The main reason I’m pursuing testing is because I don’t know what coping strategies do or don’t make sense - I have a lot of sensitivity to light and noise for example that I just don’t take seriously, and I think if I knew I had ASD I would maybe spend more time actually learning about it and engaging with the tools and coping strategies. Right now, I feel a lot of cognitive dissonance about thinking about myself as autistic without an “official” and objective / expert ruling.
This difficulty with accepting I might be autistic is similar to how I rejected gender dysphoria for so long - it’s a combination of denial because of fear and stigma, but also I’m worried about appropriating the experiences of people who “really” have the condition (whether being trans, or being autistic).
I didn’t think I was trans enough to be trans, and now I don’t think I’m autistic enough to be considered autistic.
Send me any resources or advice you think might be helpful, and thank you for the RSD video!
I also get a lot of value from Jessica McCabe’s How to ADHD – I bought her book a while ago and I promise I’ll start it any day now :3 I think a lot of the strategies may be appropriate for other flavors of neurospicy too.
You know the joke about how everyone who drives faster than me is a dangerous maniac, and everyone who drives slower is incompetent?
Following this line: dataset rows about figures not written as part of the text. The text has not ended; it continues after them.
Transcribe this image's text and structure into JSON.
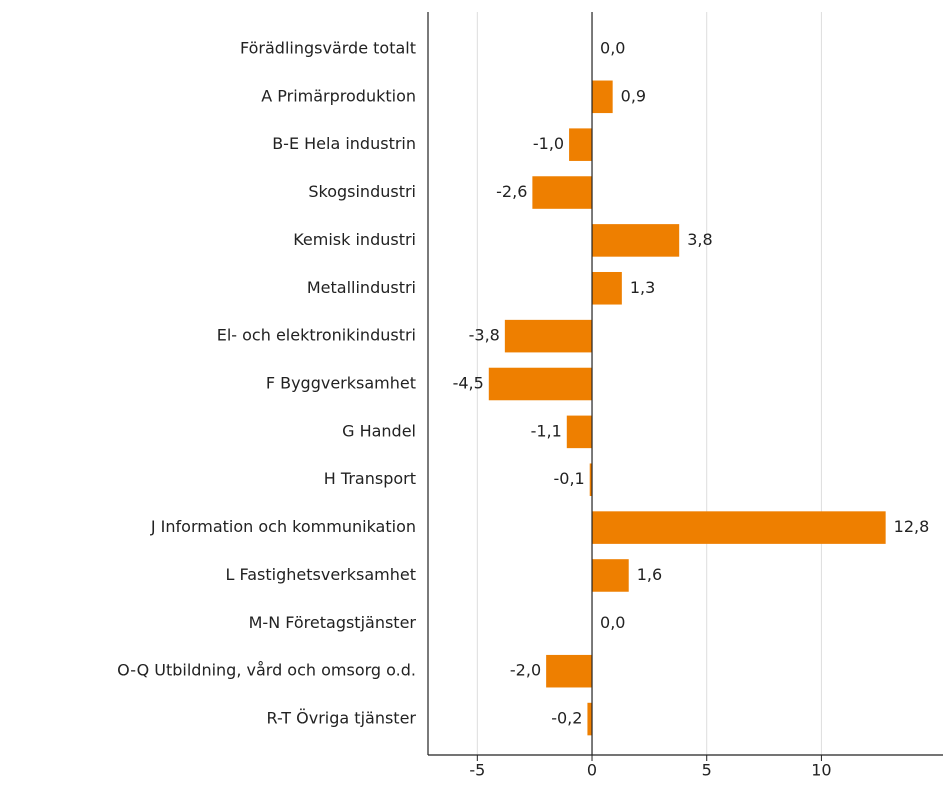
{
  "chart_data": {
    "type": "bar",
    "orientation": "horizontal",
    "categories": [
      "Förädlingsvärde totalt",
      "A Primärproduktion",
      "B-E Hela industrin",
      "Skogsindustri",
      "Kemisk industri",
      "Metallindustri",
      "El- och elektronikindustri",
      "F Byggverksamhet",
      "G Handel",
      "H Transport",
      "J Information och kommunikation",
      "L Fastighetsverksamhet",
      "M-N Företagstjänster",
      "O-Q Utbildning, vård och omsorg o.d.",
      "R-T Övriga tjänster"
    ],
    "values": [
      0.0,
      0.9,
      -1.0,
      -2.6,
      3.8,
      1.3,
      -3.8,
      -4.5,
      -1.1,
      -0.1,
      12.8,
      1.6,
      0.0,
      -2.0,
      -0.2
    ],
    "value_labels": [
      "0,0",
      "0,9",
      "-1,0",
      "-2,6",
      "3,8",
      "1,3",
      "-3,8",
      "-4,5",
      "-1,1",
      "-0,1",
      "12,8",
      "1,6",
      "0,0",
      "-2,0",
      "-0,2"
    ],
    "color": "#ee7f00",
    "xlim": [
      -7.15,
      15.3
    ],
    "xticks": [
      -5,
      0,
      5,
      10
    ],
    "grid": true
  }
}
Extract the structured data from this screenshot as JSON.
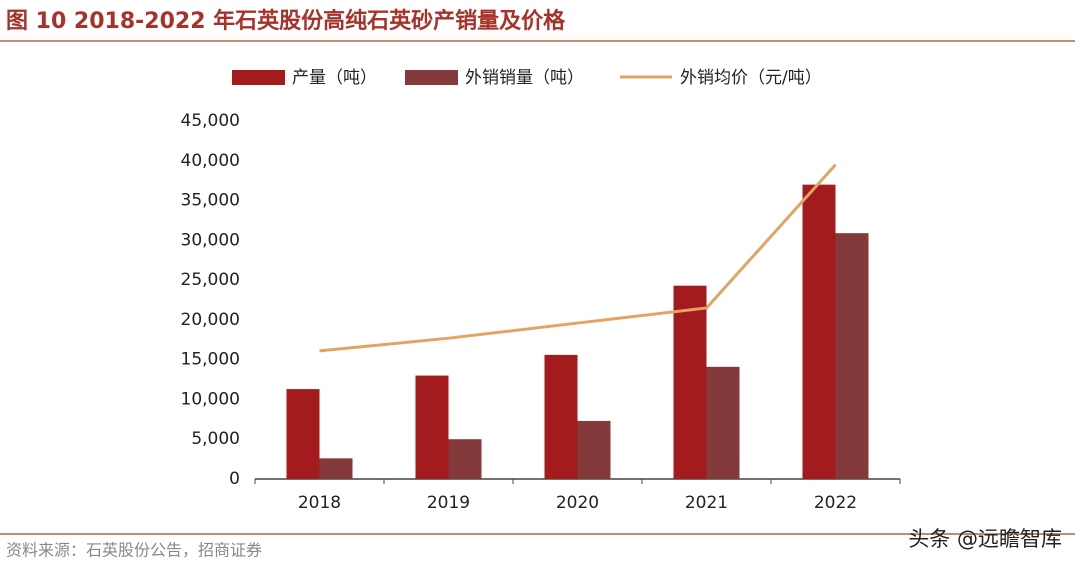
{
  "chart_data": {
    "type": "bar_line",
    "title": "图 10 2018-2022 年石英股份高纯石英砂产销量及价格",
    "categories": [
      "2018",
      "2019",
      "2020",
      "2021",
      "2022"
    ],
    "series": [
      {
        "name": "产量（吨）",
        "type": "bar",
        "color": "#a31b1c",
        "values": [
          11300,
          13000,
          15600,
          24300,
          37000
        ]
      },
      {
        "name": "外销销量（吨）",
        "type": "bar",
        "color": "#843a3a",
        "values": [
          2600,
          5000,
          7300,
          14100,
          30900
        ]
      },
      {
        "name": "外销均价（元/吨）",
        "type": "line",
        "color": "#e2a463",
        "values": [
          16100,
          17700,
          19600,
          21500,
          39500
        ]
      }
    ],
    "ylim": [
      0,
      45000
    ],
    "yticks": [
      0,
      {
        "value": 5000,
        "label": "5,000"
      },
      {
        "value": 10000,
        "label": "10,000"
      },
      {
        "value": 15000,
        "label": "15,000"
      },
      {
        "value": 20000,
        "label": "20,000"
      },
      {
        "value": 25000,
        "label": "25,000"
      },
      {
        "value": 30000,
        "label": "30,000"
      },
      {
        "value": 35000,
        "label": "35,000"
      },
      {
        "value": 40000,
        "label": "40,000"
      },
      {
        "value": 45000,
        "label": "45,000"
      }
    ],
    "grid": false,
    "source": "资料来源：石英股份公告，招商证券",
    "watermark": "头条 @远瞻智库"
  }
}
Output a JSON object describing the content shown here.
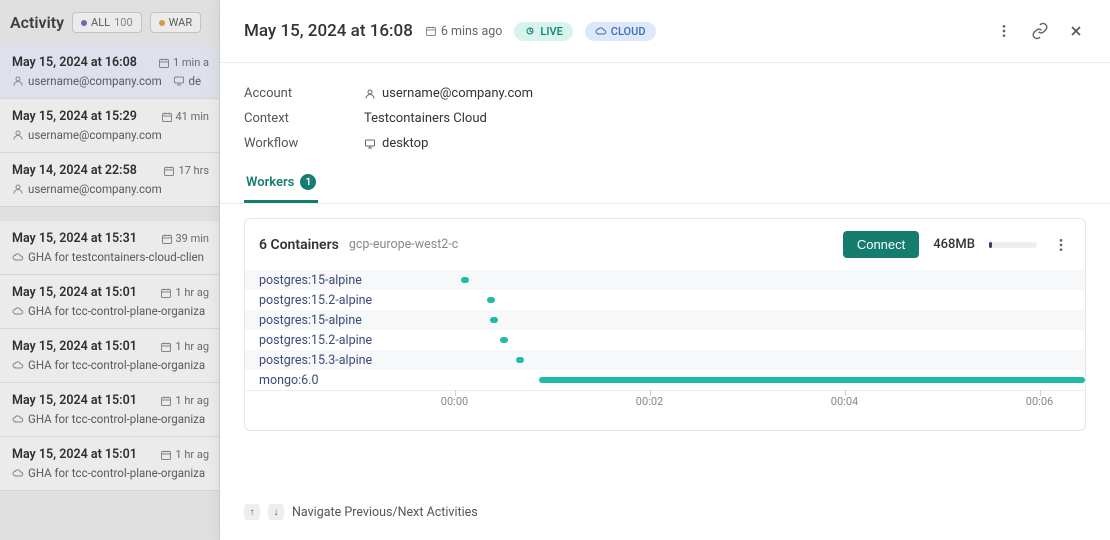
{
  "colors": {
    "accent": "#147d6f",
    "cloud_badge_bg": "#dde8fb",
    "cloud_badge_fg": "#3b6db8",
    "live_badge_bg": "#d6f3ee",
    "live_badge_fg": "#147d6f",
    "bar_color": "#1fbba6",
    "label_color": "#3b4a7a",
    "memory_fill": "#36416b"
  },
  "sidebar": {
    "title": "Activity",
    "filters": [
      {
        "label": "ALL",
        "count": "100",
        "dot": "#6468b5"
      },
      {
        "label": "WAR",
        "count": "",
        "dot": "#e8a23b"
      }
    ]
  },
  "activities": [
    {
      "ts": "May 15, 2024 at 16:08",
      "ago": "1 min a",
      "sub_icon": "user",
      "sub": "username@company.com",
      "tail_icon": "desk",
      "tail": "de",
      "selected": true
    },
    {
      "ts": "May 15, 2024 at 15:29",
      "ago": "41 min",
      "sub_icon": "user",
      "sub": "username@company.com",
      "tail_icon": "",
      "tail": ""
    },
    {
      "ts": "May 14, 2024 at 22:58",
      "ago": "17 hrs",
      "sub_icon": "user",
      "sub": "username@company.com",
      "tail_icon": "",
      "tail": ""
    },
    {
      "gap": true
    },
    {
      "ts": "May 15, 2024 at 15:31",
      "ago": "39 min",
      "sub_icon": "cloud",
      "sub": "GHA for testcontainers-cloud-clien",
      "tail_icon": "",
      "tail": ""
    },
    {
      "ts": "May 15, 2024 at 15:01",
      "ago": "1 hr ag",
      "sub_icon": "cloud",
      "sub": "GHA for tcc-control-plane-organiza",
      "tail_icon": "",
      "tail": ""
    },
    {
      "ts": "May 15, 2024 at 15:01",
      "ago": "1 hr ag",
      "sub_icon": "cloud",
      "sub": "GHA for tcc-control-plane-organiza",
      "tail_icon": "",
      "tail": ""
    },
    {
      "ts": "May 15, 2024 at 15:01",
      "ago": "1 hr ag",
      "sub_icon": "cloud",
      "sub": "GHA for tcc-control-plane-organiza",
      "tail_icon": "",
      "tail": ""
    },
    {
      "ts": "May 15, 2024 at 15:01",
      "ago": "1 hr ag",
      "sub_icon": "cloud",
      "sub": "GHA for tcc-control-plane-organiza",
      "tail_icon": "",
      "tail": ""
    }
  ],
  "detail": {
    "title": "May 15, 2024 at 16:08",
    "ago": "6 mins ago",
    "live_label": "LIVE",
    "cloud_label": "CLOUD",
    "meta": [
      {
        "label": "Account",
        "icon": "user",
        "value": "username@company.com"
      },
      {
        "label": "Context",
        "icon": "",
        "value": "Testcontainers Cloud"
      },
      {
        "label": "Workflow",
        "icon": "desk",
        "value": "desktop"
      }
    ],
    "tab_label": "Workers",
    "tab_count": "1"
  },
  "panel": {
    "count_label": "6 Containers",
    "region": "gcp-europe-west2-c",
    "connect_label": "Connect",
    "memory_label": "468MB",
    "memory_fill_pct": 6
  },
  "timeline": {
    "x_ticks": [
      {
        "label": "00:00",
        "pos": 3
      },
      {
        "label": "00:02",
        "pos": 33
      },
      {
        "label": "00:04",
        "pos": 63
      },
      {
        "label": "00:06",
        "pos": 93
      }
    ],
    "rows": [
      {
        "label": "postgres:15-alpine",
        "start": 4,
        "width": 1.2,
        "color": "#1fbba6"
      },
      {
        "label": "postgres:15.2-alpine",
        "start": 8,
        "width": 1.2,
        "color": "#1fbba6"
      },
      {
        "label": "postgres:15-alpine",
        "start": 8.5,
        "width": 1.2,
        "color": "#1fbba6"
      },
      {
        "label": "postgres:15.2-alpine",
        "start": 10,
        "width": 1.2,
        "color": "#1fbba6"
      },
      {
        "label": "postgres:15.3-alpine",
        "start": 12.5,
        "width": 1.2,
        "color": "#1fbba6"
      },
      {
        "label": "mongo:6.0",
        "start": 16,
        "width": 84,
        "color": "#1fbba6"
      }
    ]
  },
  "nav_hint": "Navigate Previous/Next Activities"
}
We really do tend to see the world in relation to ourselves, and I think that it’s because we take ourselves as the “normal” baseline there is this fear of appropriating. ADHDers struggle with focus “more than normal”; I’m normal; therefore they must have it worse than me and I’m not part of that group.
Coming out as trans taught me that it is possible for me to be in a minority group without realizing it, and I’ve been trying to see myself and where I fit in in relation to the whole of society without centering myself. And also not to compare myself to some perceived “normal” baseline, but just play with the hand I was dealt. (I’m not trying to be maudlin there: I have qualities than I’m happy about too!)